産油国に絡む戦争は食品価格を押し上げる

 近年、原油相場は高止まりしています。2022年の短期的な急上昇の後、反落したため「安くなった」と受け止めた関係者は多いようですが、実際のところ、反落は短期で終わり、高止まりが続いています。このおよそ1年半の間、原油相場は80ドルを挟んだ上下10数ドルのレンジ相場で高止まりしています。

 今回の中東情勢悪化は、原油相場が長期視点の高止まり状態にある中で起きました。このため、原油高がもたらす負の影響が長引く懸念が強まっています。以下は、原油高がもたらす影響をまとめたものです。

図:産油国に絡む戦争勃発を起点とした食品価格高発生までの流れ

出所:筆者作成

 足元、中東情勢が悪化しているだけでなく、ウクライナとロシアの戦争が長期化しています。どちらも、世界屈指の産油国が絡んだ戦争です。こうした戦争は世界的な原油の供給減少懸念を強め、「経済の血液」とも言われる原油の相場に強い上昇圧力をかけます。

 原油相場が上昇すると、各種コストが上昇します。輸送、材料、電気、燃料などです。そしてそれらのコストが上昇すると、物価高(インフレ)が進み、それに見合った賃金を払う企業が増えて人件費が上昇します。こうした流れが、スーパーマーケットなどで売られている食品の価格を上昇させます。

 日本を襲っている物価高(インフレ)は、景気が良くて需要が旺盛であるために起きているデマンドプル(需要けん引)型だとは言いにくいでしょう。肌感覚で景気が良いと感じる人は多くないはずです。足元の物価高は、長期化している原油高が各種コストを上昇させて起きているコストプッシュ(原材料高)型なのです。

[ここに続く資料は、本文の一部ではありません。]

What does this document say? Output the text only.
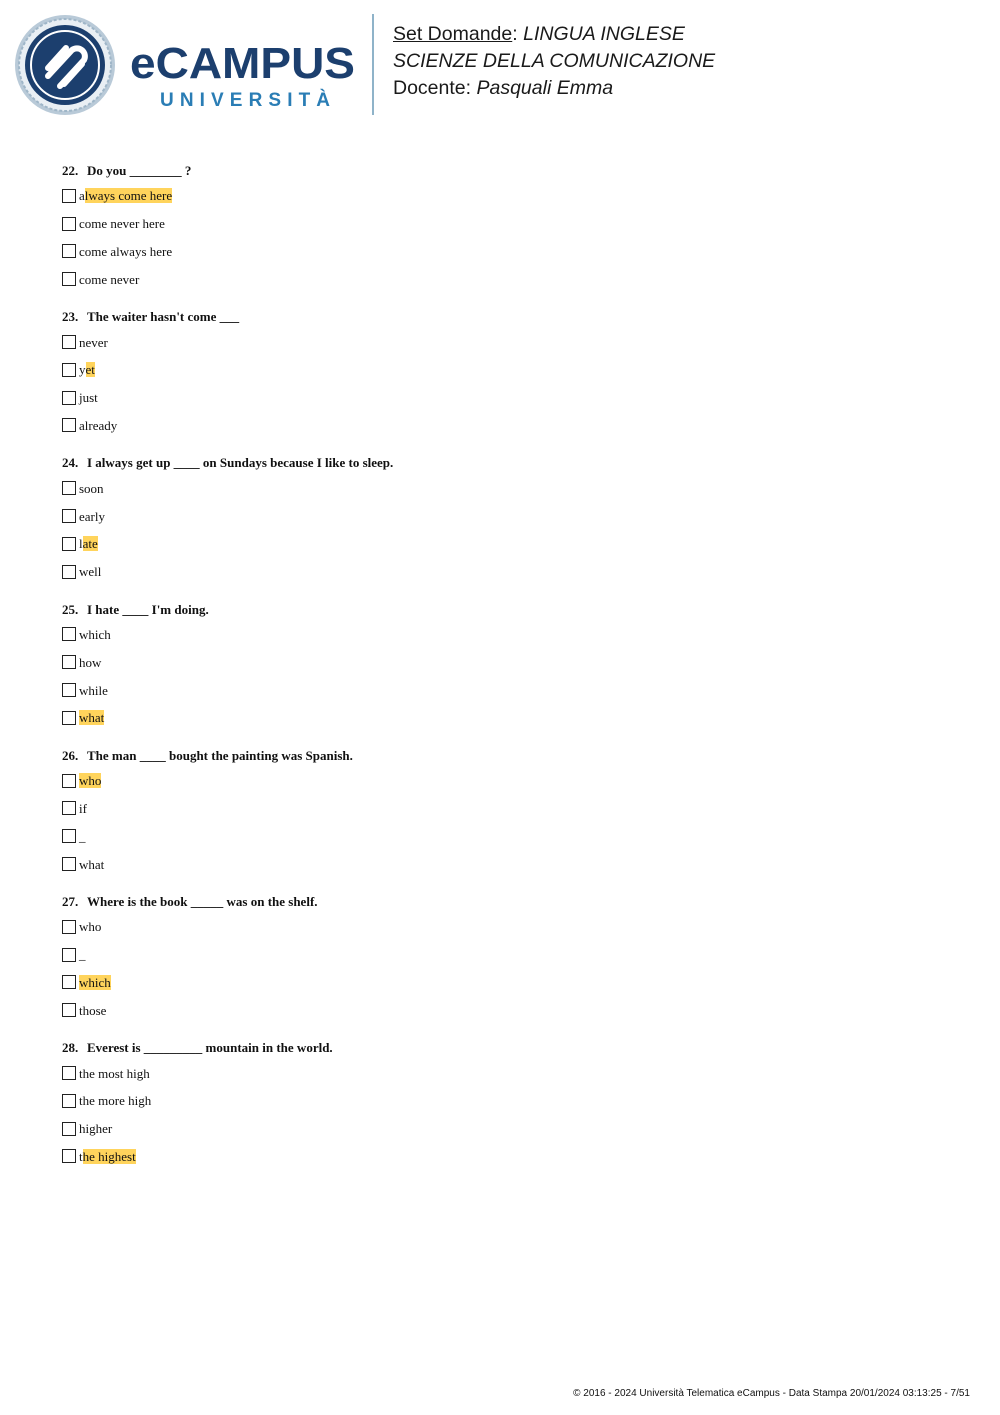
eCAMPUS
UNIVERSITÀ
Set Domande: LINGUA INGLESE
SCIENZE DELLA COMUNICAZIONE
Docente: Pasquali Emma
22. Do you ________ ?
always come here
come never here
come always here
come never
23. The waiter hasn't come ___
never
yet
just
already
24. I always get up ____ on Sundays because I like to sleep.
soon
early
late
well
25. I hate ____ I'm doing.
which
how
while
what
26. The man ____ bought the painting was Spanish.
who
if
_
what
27. Where is the book _____ was on the shelf.
who
_
which
those
28. Everest is _________ mountain in the world.
the most high
the more high
higher
the highest
© 2016 - 2024 Università Telematica eCampus - Data Stampa 20/01/2024 03:13:25 - 7/51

 中東情勢のさらなる悪化、ウクライナ・ロシアの戦争のさらなる長期化が見られれば、原油相場は高止まり、場合によってはさらなる高騰もあり得るでしょう。先述の通り、中東情勢が異例ずくめであることを考えれば、今後も原油相場の上振れ、それによるさらなる食品価格高には警戒しなければなりません。